Description
This healthy Asian carrot salad is fresh, crunchy, and packed with sesame-ginger flavor. Made with shredded carrots, rice vinegar, tamari, lime, and crisp toppings, it’s an easy side dish or meal prep favorite for busy weeknights.
Ingredients
4 medium carrots, peeled or well scrubbed, then shredded or julienned 2 green onions, thinly sliced 1/4 cup fresh cilantro, chopped 2 tablespoons chopped peanuts or cashews 1 teaspoon toasted sesame seeds Dressing: 2 1/2 tablespoons rice vinegar 1 tablespoon low-sodium soy sauce or tamari 1 to 2 teaspoons toasted sesame oil 1 to 2 teaspoons honey or maple syrup 1 tablespoon fresh lime juice 1 to 2 teaspoons fresh ginger, grated 1 small garlic clove, finely minced or grated Optional add-ins: 1/2 cup shredded red cabbage 1/2 cucumber, cut into thin matchsticks 1/2 cup edamame Pinch of red pepper flakes
Instructions
Shred or julienne the carrots and place them in a large mixing bowl.
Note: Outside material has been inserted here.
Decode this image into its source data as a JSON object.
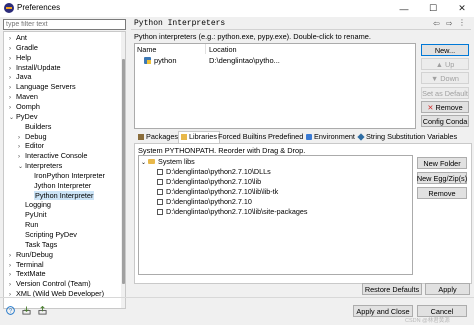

Add the sliced green onions and chopped cilantro. In a small bowl or jar, whisk together the rice vinegar, soy sauce or tamari, sesame oil, honey or maple syrup, lime juice, ginger, and garlic. Taste the dressing and adjust sweetness, saltiness, or acidity if needed. Pour about two-thirds of the dressing over the carrots and toss well. Let the salad rest for 10 to 15 minutes so the carrots absorb the flavor. Add more dressing if needed and toss again. Top with chopped peanuts or cashews and sesame seeds right before serving. Serve chilled or at cool room temperature.
Notes
For the best texture, use freshly shredded carrots instead of packaged pre-shredded carrots. Store the salad in an airtight container in the refrigerator for up to 3 days. Keep herbs and crunchy toppings separate until serving if making ahead. For a meal version, add edamame, tofu, grilled chicken, or cooked quinoa. For a gluten-free version, use certified gluten-free tamari instead of regular soy sauce.